En tant qu'ONG humanitaire spécialisée dans les télécommunications, nous fournissons un accès Internet aux réfugiés depuis des années. Des centres communautaires avec accès à Internet au Niger pour les réfugiés maliens en 2007, à la crise des Balkans en 2015-2016 avec un accès Wi-Fi direct pour tous les réfugiés dans les camps, et aujourd'hui, pour le peuple ukrainien fuyant la guerre. Avec l'augmentation des déplacements dans le monde, nos missions sont de plus en plus axées sur les crises de réfugiés, et nous avons pu constater directement l'importance de la connectivité dans ces situations. Sur la base de cette expérience, voici pourquoi nous pensons que l'accès à l'internet pour les réfugiés est essentiel.

Atteindre les proches

TSF dans le camp de réfugiés d'Idomeni, en Grèce, en 2016.

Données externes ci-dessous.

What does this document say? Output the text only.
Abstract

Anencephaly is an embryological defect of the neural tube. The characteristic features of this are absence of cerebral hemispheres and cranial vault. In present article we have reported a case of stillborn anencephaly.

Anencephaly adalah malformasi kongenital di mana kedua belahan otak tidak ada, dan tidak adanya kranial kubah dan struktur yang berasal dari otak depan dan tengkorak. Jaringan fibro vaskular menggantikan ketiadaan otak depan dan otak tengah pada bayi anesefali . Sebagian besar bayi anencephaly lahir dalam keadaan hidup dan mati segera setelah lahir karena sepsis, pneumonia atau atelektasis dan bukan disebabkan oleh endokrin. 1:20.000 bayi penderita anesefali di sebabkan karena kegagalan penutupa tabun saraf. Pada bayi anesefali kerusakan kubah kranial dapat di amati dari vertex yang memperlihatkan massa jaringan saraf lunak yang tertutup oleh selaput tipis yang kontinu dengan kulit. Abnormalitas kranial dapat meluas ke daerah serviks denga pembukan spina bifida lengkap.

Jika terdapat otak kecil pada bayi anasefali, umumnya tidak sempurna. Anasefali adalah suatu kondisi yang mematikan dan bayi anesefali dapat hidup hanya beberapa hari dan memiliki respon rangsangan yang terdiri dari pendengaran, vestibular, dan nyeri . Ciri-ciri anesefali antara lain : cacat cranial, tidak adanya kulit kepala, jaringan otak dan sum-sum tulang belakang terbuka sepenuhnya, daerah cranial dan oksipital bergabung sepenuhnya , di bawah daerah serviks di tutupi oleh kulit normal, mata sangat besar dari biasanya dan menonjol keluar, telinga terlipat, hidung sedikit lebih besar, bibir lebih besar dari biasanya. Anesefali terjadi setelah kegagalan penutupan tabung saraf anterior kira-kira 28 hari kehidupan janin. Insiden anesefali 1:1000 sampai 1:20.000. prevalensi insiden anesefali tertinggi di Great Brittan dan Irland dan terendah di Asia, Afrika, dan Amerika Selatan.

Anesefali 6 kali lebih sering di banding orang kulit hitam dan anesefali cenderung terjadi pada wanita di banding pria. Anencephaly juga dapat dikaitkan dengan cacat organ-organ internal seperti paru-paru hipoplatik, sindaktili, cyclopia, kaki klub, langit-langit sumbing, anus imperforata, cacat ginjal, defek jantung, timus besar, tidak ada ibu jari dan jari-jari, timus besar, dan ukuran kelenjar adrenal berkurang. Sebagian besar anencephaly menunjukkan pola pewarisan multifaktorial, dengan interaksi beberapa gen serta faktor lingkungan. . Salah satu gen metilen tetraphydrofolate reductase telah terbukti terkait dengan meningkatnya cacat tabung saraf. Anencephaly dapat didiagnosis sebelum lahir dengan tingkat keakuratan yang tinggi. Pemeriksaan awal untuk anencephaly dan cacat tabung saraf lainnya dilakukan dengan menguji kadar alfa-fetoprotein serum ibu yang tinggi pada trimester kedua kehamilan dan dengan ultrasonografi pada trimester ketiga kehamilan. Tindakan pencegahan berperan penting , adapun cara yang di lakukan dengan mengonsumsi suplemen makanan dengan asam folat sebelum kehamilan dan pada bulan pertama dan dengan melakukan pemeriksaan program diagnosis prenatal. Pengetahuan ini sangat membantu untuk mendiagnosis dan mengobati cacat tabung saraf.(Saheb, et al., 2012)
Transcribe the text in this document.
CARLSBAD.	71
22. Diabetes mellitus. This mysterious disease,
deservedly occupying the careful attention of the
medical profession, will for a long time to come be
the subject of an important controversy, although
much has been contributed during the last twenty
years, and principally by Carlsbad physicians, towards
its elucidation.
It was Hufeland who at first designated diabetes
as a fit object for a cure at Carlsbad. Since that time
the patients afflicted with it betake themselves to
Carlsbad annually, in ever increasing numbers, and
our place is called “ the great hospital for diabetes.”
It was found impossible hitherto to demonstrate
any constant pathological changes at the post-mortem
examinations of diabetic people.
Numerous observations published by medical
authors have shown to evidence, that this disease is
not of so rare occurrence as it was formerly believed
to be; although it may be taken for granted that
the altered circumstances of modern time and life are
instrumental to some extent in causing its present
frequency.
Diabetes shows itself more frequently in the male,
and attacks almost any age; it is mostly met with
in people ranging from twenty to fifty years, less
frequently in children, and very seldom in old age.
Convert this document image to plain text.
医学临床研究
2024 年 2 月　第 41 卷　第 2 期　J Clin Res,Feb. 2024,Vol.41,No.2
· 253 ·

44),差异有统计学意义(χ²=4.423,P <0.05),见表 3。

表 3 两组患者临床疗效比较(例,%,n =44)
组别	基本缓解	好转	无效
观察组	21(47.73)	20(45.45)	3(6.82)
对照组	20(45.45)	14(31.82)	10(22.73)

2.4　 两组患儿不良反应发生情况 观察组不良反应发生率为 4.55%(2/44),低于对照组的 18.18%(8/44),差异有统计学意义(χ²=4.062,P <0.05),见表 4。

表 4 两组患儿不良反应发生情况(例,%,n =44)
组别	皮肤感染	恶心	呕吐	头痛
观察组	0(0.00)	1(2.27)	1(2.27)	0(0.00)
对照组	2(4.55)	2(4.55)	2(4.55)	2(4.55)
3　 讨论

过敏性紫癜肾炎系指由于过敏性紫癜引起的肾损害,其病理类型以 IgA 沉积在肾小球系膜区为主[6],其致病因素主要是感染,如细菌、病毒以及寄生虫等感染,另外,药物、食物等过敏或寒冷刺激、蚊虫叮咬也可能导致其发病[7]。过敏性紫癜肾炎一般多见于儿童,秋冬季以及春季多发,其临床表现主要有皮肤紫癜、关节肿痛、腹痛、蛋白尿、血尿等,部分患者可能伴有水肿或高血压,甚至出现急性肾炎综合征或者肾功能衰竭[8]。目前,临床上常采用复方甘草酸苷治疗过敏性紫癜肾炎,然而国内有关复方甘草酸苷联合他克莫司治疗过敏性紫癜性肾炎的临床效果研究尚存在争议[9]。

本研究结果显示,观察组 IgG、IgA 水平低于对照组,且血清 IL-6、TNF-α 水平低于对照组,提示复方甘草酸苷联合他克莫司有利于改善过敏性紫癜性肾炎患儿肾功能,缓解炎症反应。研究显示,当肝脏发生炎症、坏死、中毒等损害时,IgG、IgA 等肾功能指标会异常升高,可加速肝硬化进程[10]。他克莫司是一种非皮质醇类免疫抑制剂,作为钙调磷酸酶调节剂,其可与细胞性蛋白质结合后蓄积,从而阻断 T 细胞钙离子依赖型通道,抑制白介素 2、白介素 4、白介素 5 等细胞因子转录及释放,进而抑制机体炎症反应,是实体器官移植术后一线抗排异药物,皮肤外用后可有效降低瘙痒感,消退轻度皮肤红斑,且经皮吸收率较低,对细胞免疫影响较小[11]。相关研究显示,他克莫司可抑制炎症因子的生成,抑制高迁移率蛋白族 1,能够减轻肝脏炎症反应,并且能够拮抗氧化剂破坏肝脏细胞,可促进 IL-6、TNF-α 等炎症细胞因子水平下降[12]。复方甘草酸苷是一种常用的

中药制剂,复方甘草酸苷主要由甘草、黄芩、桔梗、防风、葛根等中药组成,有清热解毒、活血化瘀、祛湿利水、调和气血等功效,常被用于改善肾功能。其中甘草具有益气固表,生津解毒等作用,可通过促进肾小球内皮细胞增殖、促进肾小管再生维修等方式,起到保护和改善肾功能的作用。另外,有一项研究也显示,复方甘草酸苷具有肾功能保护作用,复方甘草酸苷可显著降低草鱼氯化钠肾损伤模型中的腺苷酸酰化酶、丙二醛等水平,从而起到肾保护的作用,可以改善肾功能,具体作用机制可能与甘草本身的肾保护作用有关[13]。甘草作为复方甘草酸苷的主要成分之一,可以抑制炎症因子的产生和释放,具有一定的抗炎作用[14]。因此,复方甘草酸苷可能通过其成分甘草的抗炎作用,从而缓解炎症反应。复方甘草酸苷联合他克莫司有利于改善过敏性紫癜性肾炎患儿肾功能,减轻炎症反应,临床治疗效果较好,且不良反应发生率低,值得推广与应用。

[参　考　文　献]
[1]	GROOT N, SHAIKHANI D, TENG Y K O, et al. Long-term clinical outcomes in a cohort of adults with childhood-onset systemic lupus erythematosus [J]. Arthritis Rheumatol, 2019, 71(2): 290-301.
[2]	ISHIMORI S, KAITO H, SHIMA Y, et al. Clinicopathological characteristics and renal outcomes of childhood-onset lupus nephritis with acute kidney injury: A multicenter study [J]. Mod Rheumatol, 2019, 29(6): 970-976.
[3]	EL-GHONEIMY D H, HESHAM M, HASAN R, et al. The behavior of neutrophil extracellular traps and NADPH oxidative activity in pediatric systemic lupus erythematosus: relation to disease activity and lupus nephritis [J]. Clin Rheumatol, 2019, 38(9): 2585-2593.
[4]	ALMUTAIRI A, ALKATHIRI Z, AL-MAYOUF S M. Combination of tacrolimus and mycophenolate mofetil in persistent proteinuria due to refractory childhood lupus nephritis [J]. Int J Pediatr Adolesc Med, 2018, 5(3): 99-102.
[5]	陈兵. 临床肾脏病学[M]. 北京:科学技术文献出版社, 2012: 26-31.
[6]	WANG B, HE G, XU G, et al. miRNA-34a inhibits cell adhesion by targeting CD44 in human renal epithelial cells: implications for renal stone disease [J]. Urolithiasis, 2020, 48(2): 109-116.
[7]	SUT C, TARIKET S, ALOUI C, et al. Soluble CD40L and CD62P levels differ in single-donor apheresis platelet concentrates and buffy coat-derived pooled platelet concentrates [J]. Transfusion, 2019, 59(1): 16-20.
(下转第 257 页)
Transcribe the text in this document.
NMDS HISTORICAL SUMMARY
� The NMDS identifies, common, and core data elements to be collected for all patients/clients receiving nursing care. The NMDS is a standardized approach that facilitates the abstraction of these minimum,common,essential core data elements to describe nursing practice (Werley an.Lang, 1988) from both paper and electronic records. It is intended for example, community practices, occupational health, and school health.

Les réfugiés laissent souvent tout derrière eux pour s'embarquer dans un voyage périlleux, long et épuisant, y compris leur famille et leurs amis qui n'ont d'autre choix que d'espérer qu'ils survivent. Les personnes qui fuient leur pays perdent souvent le contact avec leurs proches, et tout ce qu'elles veulent, c'est le retrouver. Lorsqu'ils arrivent dans un camp de réfugiés, ils sont souvent fatigués, perdus et inquiets pour leurs proches.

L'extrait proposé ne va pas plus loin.